I costi della transizione elettrica

Quasi 95 milioni di auto sono state immatricolate nel mondo nel 2018 e, stando alle vendite dei primi cinque mesi, nel 2021 potremmo averne 60/70 milioni. Entro meno di vent’anni si prevede che la stragrande maggioranza dei veicoli siano elettrici o elettrificati. Ma abbiamo le potenzialità, in fatto di materie prime, per realizzare le batterie, considerando che la maggior parte sono estratte nei paesi del terzo e quarto mondo e che le maggiori imprese che controllano il mercato sono cinesi o comunque del sud est asiatico? L’elettrificazione della mobilità è già, di fatto, un “quasi” monopolio asiatico e quanto sarà effettivamente sostenibile?

Trascuriamo per un istante i costi dell’auto elettrica che presumo non diventerà accessibile a livelli di massa per un periodo ancora non breve, ma consideriamo le 735mila vetture immatricolate tra gennaio e maggio 2021 in Italia e immaginiamo l’impatto di una elettrificazione spinta e accelerata.

Il problema non sono le paline per la ricarica ma sicuramente il primo problema è la durata della ricarica e l’ancora bassa autonomia con tempi di ricarica relativamente lunghi (4-8 ore da normale presa di corrente; 20-30 minuti da colonnina dedicata a ricarica rapida). Il problema sono i costi e i lavori infrastrutturali per raggiungere ogni palina nella sua ubicazione lungo la rete autostradale e nelle abitazioni private.

L’altra questione che non mi pare sia sufficientemente chiarita e precisata è la quantità di energia elettrica necessaria per ricaricare contemporaneamente alcuni milioni di vetture fra qualche anno, solo in Italia.

La rete elettrica capace di tale portata? Rischi di black-out considerando che già ci approvvigioniamo di energia elettrica all’estero, dai bacini francesi? Dovremo fare ricorso a fonti alternative? Ciò significa pale eoliche sui crinali ventosi, campi di pannelli fotovoltaici a deturpare i paesaggi di pianura ed erodere terreno all’agricoltura e alle colture. Si sta forse riconsiderando o si dovrà riconsiderare il nucleare? Anche di fronte alle energie alternative, quanti comitati “no questo, no quell’altro” sorgeranno tra coloro che predicano l’abbattimento dell’inquinamento da auto?

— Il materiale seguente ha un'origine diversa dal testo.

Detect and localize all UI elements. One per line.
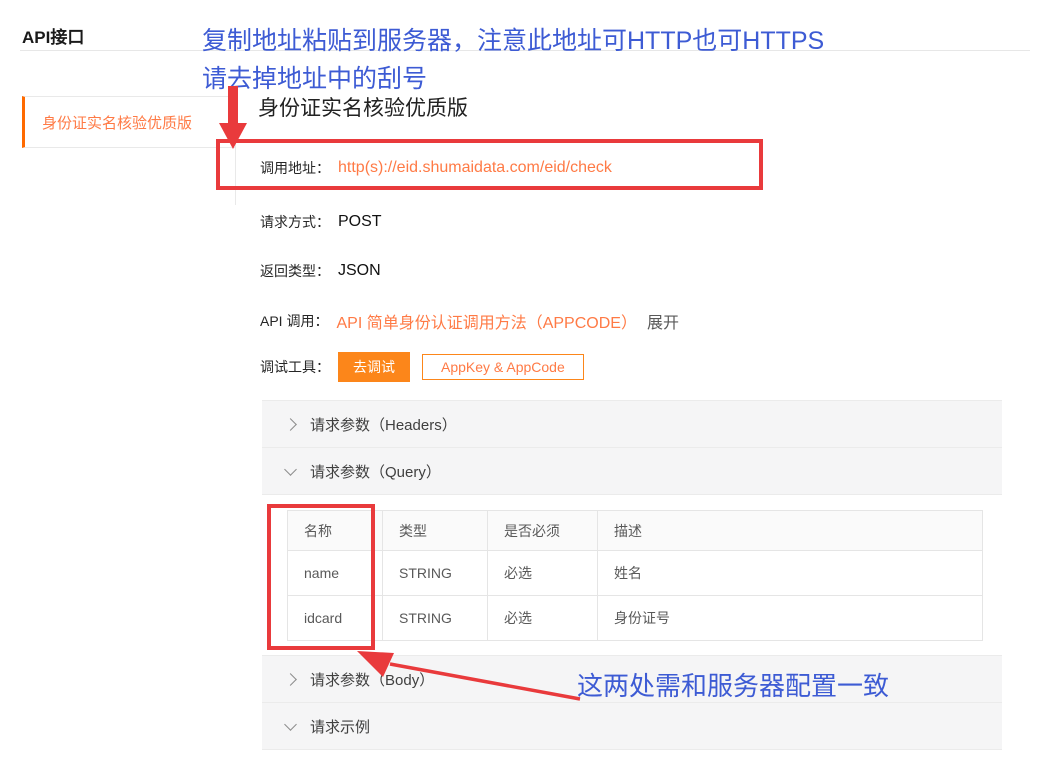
field-return-type: 返回类型： JSON <box>260 261 381 281</box>
chevron-right-icon <box>284 673 297 686</box>
section-example-toggle[interactable]: 请求示例 <box>262 702 1002 750</box>
table-header-row: 名称 类型 是否必须 描述 <box>288 511 983 551</box>
cell-param-type: STRING <box>383 551 488 596</box>
header-divider <box>20 50 1030 51</box>
param-accordion: 请求参数（Headers） 请求参数（Query） 名称 类型 是否必须 描述 … <box>262 400 1002 750</box>
expand-toggle[interactable]: 展开 <box>647 309 679 333</box>
field-api-call: API 调用： API 简单身份认证调用方法（APPCODE） 展开 <box>260 309 679 333</box>
section-body-label: 请求参数（Body） <box>310 669 434 690</box>
section-body-toggle[interactable]: 请求参数（Body） <box>262 655 1002 703</box>
page-title: API接口 <box>22 23 84 48</box>
section-example-label: 请求示例 <box>310 716 370 737</box>
chevron-down-icon <box>284 463 297 476</box>
table-row: idcard STRING 必选 身份证号 <box>288 596 983 641</box>
sidebar-item-label: 身份证实名核验优质版 <box>42 112 192 133</box>
sidebar-divider <box>235 148 236 205</box>
cell-param-required: 必选 <box>488 596 598 641</box>
api-doc-title: 身份证实名核验优质版 <box>258 92 468 122</box>
api-call-method-link[interactable]: API 简单身份认证调用方法（APPCODE） <box>336 309 636 333</box>
cell-param-name: idcard <box>288 596 383 641</box>
call-address-link[interactable]: http(s)://eid.shumaidata.com/eid/check <box>338 159 612 177</box>
field-debug-tools: 调试工具： 去调试 AppKey & AppCode <box>260 352 584 382</box>
annotation-note-top-line2: 请去掉地址中的刮号 <box>202 59 427 95</box>
sidebar-item-id-verify[interactable]: 身份证实名核验优质版 <box>22 96 236 148</box>
cell-param-type: STRING <box>383 596 488 641</box>
request-method-value: POST <box>338 213 382 231</box>
query-params-panel: 名称 类型 是否必须 描述 name STRING 必选 姓名 idcard S… <box>262 495 1002 656</box>
request-method-label: 请求方式： <box>260 212 330 232</box>
chevron-right-icon <box>284 418 297 431</box>
query-params-table: 名称 类型 是否必须 描述 name STRING 必选 姓名 idcard S… <box>287 510 983 641</box>
debug-tools-label: 调试工具： <box>260 357 330 377</box>
section-headers-toggle[interactable]: 请求参数（Headers） <box>262 400 1002 448</box>
field-call-address: 调用地址： http(s)://eid.shumaidata.com/eid/c… <box>260 158 612 178</box>
cell-param-name: name <box>288 551 383 596</box>
col-header-type: 类型 <box>383 511 488 551</box>
col-header-required: 是否必须 <box>488 511 598 551</box>
cell-param-desc: 姓名 <box>598 551 983 596</box>
annotation-note-top-line1: 复制地址粘贴到服务器，注意此地址可HTTP也可HTTPS <box>202 21 824 57</box>
cell-param-required: 必选 <box>488 551 598 596</box>
field-request-method: 请求方式： POST <box>260 212 382 232</box>
go-debug-button[interactable]: 去调试 <box>338 352 410 382</box>
section-query-toggle[interactable]: 请求参数（Query） <box>262 447 1002 495</box>
return-type-value: JSON <box>338 262 381 280</box>
appkey-appcode-button[interactable]: AppKey & AppCode <box>422 354 584 380</box>
table-row: name STRING 必选 姓名 <box>288 551 983 596</box>
section-headers-label: 请求参数（Headers） <box>310 414 457 435</box>
cell-param-desc: 身份证号 <box>598 596 983 641</box>
col-header-desc: 描述 <box>598 511 983 551</box>
chevron-down-icon <box>284 718 297 731</box>
call-address-label: 调用地址： <box>260 158 330 178</box>
section-query-label: 请求参数（Query） <box>310 461 441 482</box>
return-type-label: 返回类型： <box>260 261 330 281</box>
col-header-name: 名称 <box>288 511 383 551</box>
api-call-label: API 调用： <box>260 311 328 331</box>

Per ora più che produzioni di quantità nell’industria automotive e non solo, assistiamo alla compravendita di GigaWatt, all’acquisizione di start up di ricerca, alla progettazione e prototipia di prodotti elettrici, alla messa sul mercato di auto di alta gamma elettrificate che consentono sconti sulla riduzione di Co2 alle case automobilistiche. Certamente c’è anche una crescita del mercato con segni “più” molto consistenti ma sappiamo tutti che i segni “più” consistenti si hanno quando i numeri reali sono piccoli.

Non serve una “rivoluzione” ma propriamente una “transizione ecologica” che gradualmente senza creare problemi al mercato e all’economia, all’occupazione, e alla capacità di sviluppare prodotti nuovi e sempre meno inquinanti alle aziende costruttrici si passi dal petrolio a tutto ciò che è meno inquinante e nella fase intermedia, di transizione appunto, assume grande importanza l’abbinata endotermico-elettrico  come elemento tecnologico che aiuti ad affinare l’elettrico puro, ridurne i costi sia del prodotto finito, sia per affinare il ciclo produttivo completo della batteria.

Avere a Torino la Gigafactory (Giga intesi come unità di misura elettrica e non come grande dimensione della fabbrica e occupati) significa creare una filiera completa dell’elettrico (ciclo completo della batteria: progettazione, produzione, recupero, riciclo, reimmissione sul mercato, abbinata al prodotto auto finito)  sul nostro territorio che guardi al futuro preservando la fase di transizione tecnologica e di mercato. Per fare questo serve più coraggio, più visione e meno populismo elettorale. Quindi è una battaglia persa in partenza?